Even the muscles in his face had relaxed completely, as if numb — no tension, no emotion, like someone who'd injected cold steel into his veins.
A state beyond calm — Absolute Focus.
Ayvu rose from his body like hot vapor — Dense. Warm. Almost invisible.
His chest expanded.
Heart rate dropped.
The daggers came to him with a whisper of air.
Clink.
They locked into his hands like they were alive.
And then — Thomas vanished.
The first sound was dry.
A slash.
No scream.
The second was softer —
Something being smothered.
The third managed to react —
But mid-leap, the Yandu felt an invisible force snap its spine in the air.
Thomas had kicked it into a stone with a blow so casual, so violent, it echoed like bones cracking inside a casket.
Hector didn't move a muscle.
He only watched.
Thomas appeared and disappeared like a specter.
The daggers didn't dance — they cut.
Fast. Cold. Clean.
There was no pleasure. No hesitation. Only purpose.
The fourth Yandu — He went for the throat. A diagonal slash.
The creature staggered but stayed standing.
Thomas locked it in a choke with his elbow — And drove the blade into the base of its skull.
No sound.
When the last Yandu tried to flee,
Thomas used the vector of his own Ayvu to hurl himself forward like a bullet.
The leaves burst. The ground shattered. The creature became dust.
Thirty seconds. Five deaths.
Hector crossed his arms.
— Brutal. And efficient.
Thomas wiped the purple blood off his blade using the hem of his shirt.

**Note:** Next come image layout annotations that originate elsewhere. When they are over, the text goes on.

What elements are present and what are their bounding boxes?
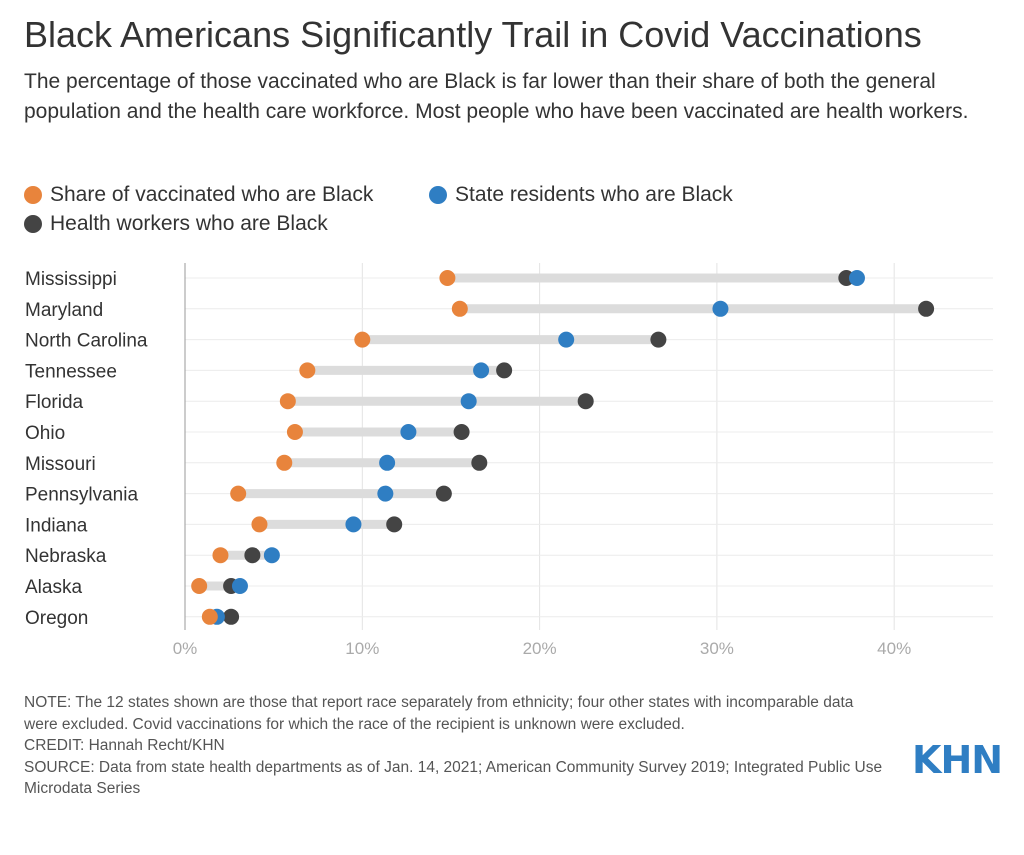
khn-logo: KHN (912, 738, 1003, 782)
legend-swatch-health-workers (24, 215, 42, 233)
dot-residents (400, 424, 417, 440)
chart-subtitle: The percentage of those vaccinated who a… (24, 70, 969, 123)
legend-item-vaccinated: Share of vaccinated who are Black (24, 183, 373, 207)
legend-item-residents: State residents who are Black (429, 183, 733, 207)
x-tick-label: 0% (173, 639, 198, 658)
dot-residents (263, 547, 280, 564)
dot-health-workers (386, 516, 403, 533)
dot-health-workers (435, 485, 452, 502)
dot-vaccinated (201, 608, 218, 625)
legend-label-health-workers: Health workers who are Black (50, 212, 328, 235)
state-label: Tennessee (25, 361, 117, 382)
dot-residents (460, 393, 477, 410)
dot-residents (231, 578, 248, 594)
dot-vaccinated (354, 331, 371, 348)
x-tick-label: 10% (345, 639, 379, 658)
dot-vaccinated (439, 270, 456, 286)
dot-residents (377, 485, 394, 502)
dot-health-workers (453, 424, 470, 440)
state-label: Pennsylvania (25, 485, 138, 506)
dot-vaccinated (212, 547, 229, 564)
dot-vaccinated (299, 362, 316, 379)
x-tick-label: 30% (700, 639, 734, 658)
x-tick-label: 20% (523, 639, 557, 658)
dot-residents (473, 362, 490, 379)
chart-title: Black Americans Significantly Trail in C… (24, 14, 922, 55)
note-text: NOTE: The 12 states shown are those that… (24, 694, 854, 733)
dot-residents (848, 270, 865, 286)
dot-vaccinated (251, 516, 268, 533)
dot-vaccinated (276, 454, 293, 471)
dot-residents (345, 516, 362, 533)
dot-vaccinated (191, 578, 208, 594)
dot-vaccinated (286, 424, 303, 440)
state-label: Florida (25, 392, 84, 413)
legend-label-vaccinated: Share of vaccinated who are Black (50, 183, 374, 206)
legend-swatch-vaccinated (24, 186, 42, 204)
state-label: Ohio (25, 423, 65, 444)
dot-health-workers (496, 362, 513, 379)
state-label: Missouri (25, 454, 96, 475)
legend-item-health-workers: Health workers who are Black (24, 212, 328, 236)
state-label: Nebraska (25, 546, 107, 567)
legend-label-residents: State residents who are Black (455, 183, 733, 206)
footnotes: NOTE: The 12 states shown are those that… (24, 692, 884, 800)
dot-health-workers (471, 454, 488, 471)
dot-health-workers (577, 393, 594, 410)
dot-health-workers (244, 547, 261, 564)
state-label: Alaska (25, 577, 82, 598)
dot-residents (558, 331, 575, 348)
dot-vaccinated (451, 300, 468, 317)
dot-vaccinated (279, 393, 296, 410)
source-text: SOURCE: Data from state health departmen… (24, 758, 883, 798)
x-tick-label: 40% (877, 639, 911, 658)
dot-health-workers (918, 300, 935, 317)
dot-health-workers (223, 608, 240, 625)
state-label: Mississippi (25, 269, 117, 290)
state-label: Maryland (25, 300, 103, 321)
state-label: Indiana (25, 515, 88, 536)
legend-swatch-residents (429, 186, 447, 204)
state-label: Oregon (25, 608, 88, 629)
state-label: North Carolina (25, 331, 148, 352)
dot-vaccinated (230, 485, 247, 502)
dot-residents (379, 454, 396, 471)
dot-residents (712, 300, 729, 317)
dot-health-workers (650, 331, 667, 348)
dot-plot: Mississippi Maryland North Carolina Tenness… (25, 263, 993, 658)
credit-text: CREDIT: Hannah Recht/KHN (24, 737, 225, 754)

— You don't give second chances to monsters that eat kids.
— That wasn't a fight. That was an execution.
— I'm learning from the best. — he replied, eyes glinting sideways.

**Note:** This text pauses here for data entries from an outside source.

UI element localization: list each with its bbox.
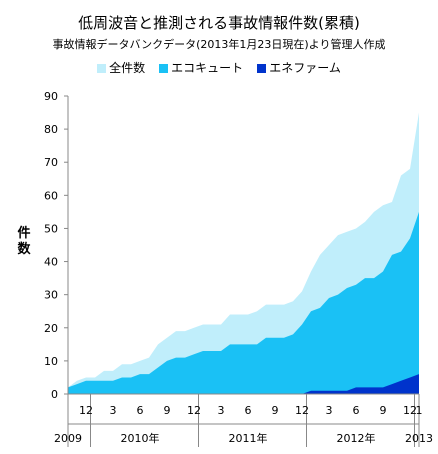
y-tick-label-70: 70 <box>44 156 58 169</box>
legend-swatch-ecocute <box>159 63 169 73</box>
x-tick-label-2011-03: 3 <box>218 404 225 417</box>
legend-label-total: 全件数 <box>109 61 146 75</box>
y-tick-label-80: 80 <box>44 123 58 136</box>
legend: 全件数 エコキュート エネファーム <box>0 60 438 76</box>
legend-item-ecocute: エコキュート <box>159 60 243 76</box>
y-tick-label-90: 90 <box>44 90 58 103</box>
chart-subtitle: 事故情報データバンクデータ(2013年1月23日現在)より管理人作成 <box>52 38 386 51</box>
y-tick-label-10: 10 <box>44 355 58 368</box>
x-tick-label-2011-12: 12 <box>295 404 309 417</box>
legend-label-enefarm: エネファーム <box>269 61 341 75</box>
y-tick-label-20: 20 <box>44 322 58 335</box>
area-series-1 <box>68 211 419 394</box>
x-tick-label-2012-06: 6 <box>353 404 360 417</box>
legend-item-total: 全件数 <box>97 60 145 76</box>
x-tick-label-2011-09: 9 <box>272 404 279 417</box>
y-tick-label-30: 30 <box>44 289 58 302</box>
y-tick-label-0: 0 <box>51 388 58 401</box>
legend-label-ecocute: エコキュート <box>171 61 244 75</box>
y-axis-label: 件数 <box>17 226 31 257</box>
area-series-2 <box>68 374 419 394</box>
x-tick-label-2010-12: 12 <box>187 404 201 417</box>
year-label-2011-06: 2011年 <box>229 431 268 445</box>
x-tick-label-2009-12: 12 <box>79 404 93 417</box>
year-label-2009-10: 2009 <box>54 432 82 445</box>
chart-title: 低周波音と推測される事故情報件数(累積) <box>78 14 360 32</box>
x-tick-label-2012-03: 3 <box>326 404 333 417</box>
x-tick-label-2010-09: 9 <box>164 404 171 417</box>
x-tick-label-2012-09: 9 <box>380 404 387 417</box>
legend-swatch-enefarm <box>257 63 267 73</box>
year-label-2010-06: 2010年 <box>121 431 160 445</box>
x-tick-label-2010-03: 3 <box>110 404 117 417</box>
x-tick-label-2011-06: 6 <box>245 404 252 417</box>
y-tick-label-50: 50 <box>44 222 58 235</box>
legend-swatch-total <box>97 63 107 73</box>
x-tick-label-2012-12: 12 <box>403 404 417 417</box>
y-tick-label-60: 60 <box>44 189 58 202</box>
x-tick-label-2013-01: 1 <box>416 404 423 417</box>
year-label-2012-06: 2012年 <box>337 431 376 445</box>
y-tick-label-40: 40 <box>44 256 58 269</box>
x-tick-label-2010-06: 6 <box>137 404 144 417</box>
legend-item-enefarm: エネファーム <box>257 60 341 76</box>
year-label-2013-01: 2013 <box>405 432 433 445</box>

Hector let out a short laugh — But the smile faded the moment they felt it.
It came like a wave.
A pressure. A presence.
Both of them stopped.
In the distance, between the trees, there was a rock formation nearly hidden by vegetation.
The smell of Ayvu there was thick. Rotten. Too alive.
— There's more here. — Thomas said, lowering his voice.
— It's not more. — Hector corrected. — It's a monster.
They looked at each other — And walked toward the cave's entrance.
The darkness inside pulsed — Literally — As if it were breathing.